I've tried making several online journals in the last decade or so... And I feel so old writing that. I'm only turning 36 in October, yet I somehow feel as old and as wise as someone in their late 50s.
I don't say that with any confidence in myself. I'm learning just as everybody else, I just feel like I was forced to learn more a lot quicker than someone else my age. And I'm not saying that just because my daily existence has been reduced to catering to multiple body aches and aliments. It'll be very helpful if the vast majority of able-bodied people keep in mind that pain doesn't let you think. Just writing this has me going through long pauses... When you're hyper aware of every inch of your body against your will, it's impossible to wrap your head around daily life. At least for me.

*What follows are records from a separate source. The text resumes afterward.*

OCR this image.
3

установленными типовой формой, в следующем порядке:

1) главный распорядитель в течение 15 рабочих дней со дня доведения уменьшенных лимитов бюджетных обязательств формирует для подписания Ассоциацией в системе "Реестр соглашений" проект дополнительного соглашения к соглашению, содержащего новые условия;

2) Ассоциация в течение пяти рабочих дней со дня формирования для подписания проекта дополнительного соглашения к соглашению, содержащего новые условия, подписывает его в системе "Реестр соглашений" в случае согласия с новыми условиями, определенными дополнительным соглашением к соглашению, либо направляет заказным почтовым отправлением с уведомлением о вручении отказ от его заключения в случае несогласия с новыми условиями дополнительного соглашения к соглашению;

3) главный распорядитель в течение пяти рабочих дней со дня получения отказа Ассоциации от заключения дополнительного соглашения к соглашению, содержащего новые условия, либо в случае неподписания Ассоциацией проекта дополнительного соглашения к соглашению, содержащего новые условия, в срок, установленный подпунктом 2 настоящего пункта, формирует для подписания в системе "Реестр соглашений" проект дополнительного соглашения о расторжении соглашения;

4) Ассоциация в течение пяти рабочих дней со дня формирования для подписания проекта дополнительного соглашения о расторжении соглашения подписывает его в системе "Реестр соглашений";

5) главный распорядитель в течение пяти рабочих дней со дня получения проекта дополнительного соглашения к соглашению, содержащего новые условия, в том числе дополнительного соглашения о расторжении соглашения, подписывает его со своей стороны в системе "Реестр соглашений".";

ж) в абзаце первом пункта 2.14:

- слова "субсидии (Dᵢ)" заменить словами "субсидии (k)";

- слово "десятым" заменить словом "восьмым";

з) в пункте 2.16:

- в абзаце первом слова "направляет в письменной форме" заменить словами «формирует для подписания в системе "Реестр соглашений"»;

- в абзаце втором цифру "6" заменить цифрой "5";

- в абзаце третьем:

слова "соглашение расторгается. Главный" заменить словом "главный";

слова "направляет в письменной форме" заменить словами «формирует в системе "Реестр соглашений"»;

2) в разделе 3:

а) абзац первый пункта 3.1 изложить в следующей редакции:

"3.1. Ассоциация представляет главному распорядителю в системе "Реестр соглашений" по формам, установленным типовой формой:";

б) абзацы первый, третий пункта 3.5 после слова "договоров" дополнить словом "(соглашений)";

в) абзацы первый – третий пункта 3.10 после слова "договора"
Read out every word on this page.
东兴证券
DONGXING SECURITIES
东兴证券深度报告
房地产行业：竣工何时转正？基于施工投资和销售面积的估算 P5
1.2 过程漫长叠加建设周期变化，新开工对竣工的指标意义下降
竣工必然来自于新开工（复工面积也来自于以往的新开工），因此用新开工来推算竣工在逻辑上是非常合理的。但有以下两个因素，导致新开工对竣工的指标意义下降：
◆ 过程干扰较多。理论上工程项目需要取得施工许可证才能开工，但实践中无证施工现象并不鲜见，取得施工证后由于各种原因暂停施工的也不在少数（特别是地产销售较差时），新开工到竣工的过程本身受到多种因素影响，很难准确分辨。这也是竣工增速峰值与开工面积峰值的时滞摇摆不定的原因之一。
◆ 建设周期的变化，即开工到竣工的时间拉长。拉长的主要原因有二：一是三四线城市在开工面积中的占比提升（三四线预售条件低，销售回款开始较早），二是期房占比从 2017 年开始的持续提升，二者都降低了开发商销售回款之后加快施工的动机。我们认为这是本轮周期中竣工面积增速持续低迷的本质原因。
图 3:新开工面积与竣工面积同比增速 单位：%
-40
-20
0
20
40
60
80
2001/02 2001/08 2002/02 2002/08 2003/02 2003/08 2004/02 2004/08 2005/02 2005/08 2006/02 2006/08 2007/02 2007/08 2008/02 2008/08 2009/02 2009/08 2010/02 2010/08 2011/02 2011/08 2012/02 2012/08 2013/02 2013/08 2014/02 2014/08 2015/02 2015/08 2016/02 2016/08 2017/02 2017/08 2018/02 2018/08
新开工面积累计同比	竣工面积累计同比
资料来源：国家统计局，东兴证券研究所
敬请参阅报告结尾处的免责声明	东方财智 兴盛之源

I have experienced so much in just a short few years that I can't help but trauma dump every time I'm at a keyboard, and I'm forced to introduce myself in some way... It's hard not to because all I want to do is present myself as someone safe, knowledgeable but still willing to learn and walk through scenarios. But whenever I share, I can't help but feel like I'm just taking the spotlight or drawing too much attention to myself. So I say nothing.... Sometimes nothing at all, because I'm trying not to talk about me...
I've been homebound for around five years now. I stopped working in 2021 because being on my feet/legs and hips was just too much for me. I wish I could say I've taken advantage of my time at home but no, I didn't because I'm burnt out and life doesn't stop just because your body has. You learn a lot about yourself when your daily worth is reduced to zero. Unlike what the mass majority in the US of A think, I couldn't just go to a government office with a doctor's note and collect a check. I was lucky to still have sick leave for as long as I did, but that means I've learned to live by the skin of my teeth for the last four years. I'm forever greatful for my best friend and life partner, as I don't think I'd be writing this today were it not for their support. But I'm just that lucky, I guess.
Cancer didn't take me, so being on the brink of homelessness and absolutely broke wasn't going to put a dent in me.
(but it did. It really really did).
I don't know if you can count this as an introduction. I've walked in to 2026 with the mindset that I'm done minimizing myself for the sake of a better "appearance". I'm still balancing what that means in terms of letting my thoughts take over my mouth - or in this case, my fingers. It's a miracle I haven't deleted this whole thing yet... But I am actively fighting myself. I can't keep hiding away, and being upset that nobody sees me. I guess you can call this exposure therapy.
Hi, I'm Sabrance. A digital artist. I struggle with a lot of chronic pain and illnesses but my biggest fight is against my depression and anxiety. And yet I have this big dream of being some sort of cozy game streamer artist, because it's the only dream I can have given my situation. Part of me knows I'm doing it because I miss the way I connected to people when I was working. But what else is there for a disabled, family-less, and lonely girl to do?
I draw to quiet all these thoughts because it's hard not to see my life as immensely depressing.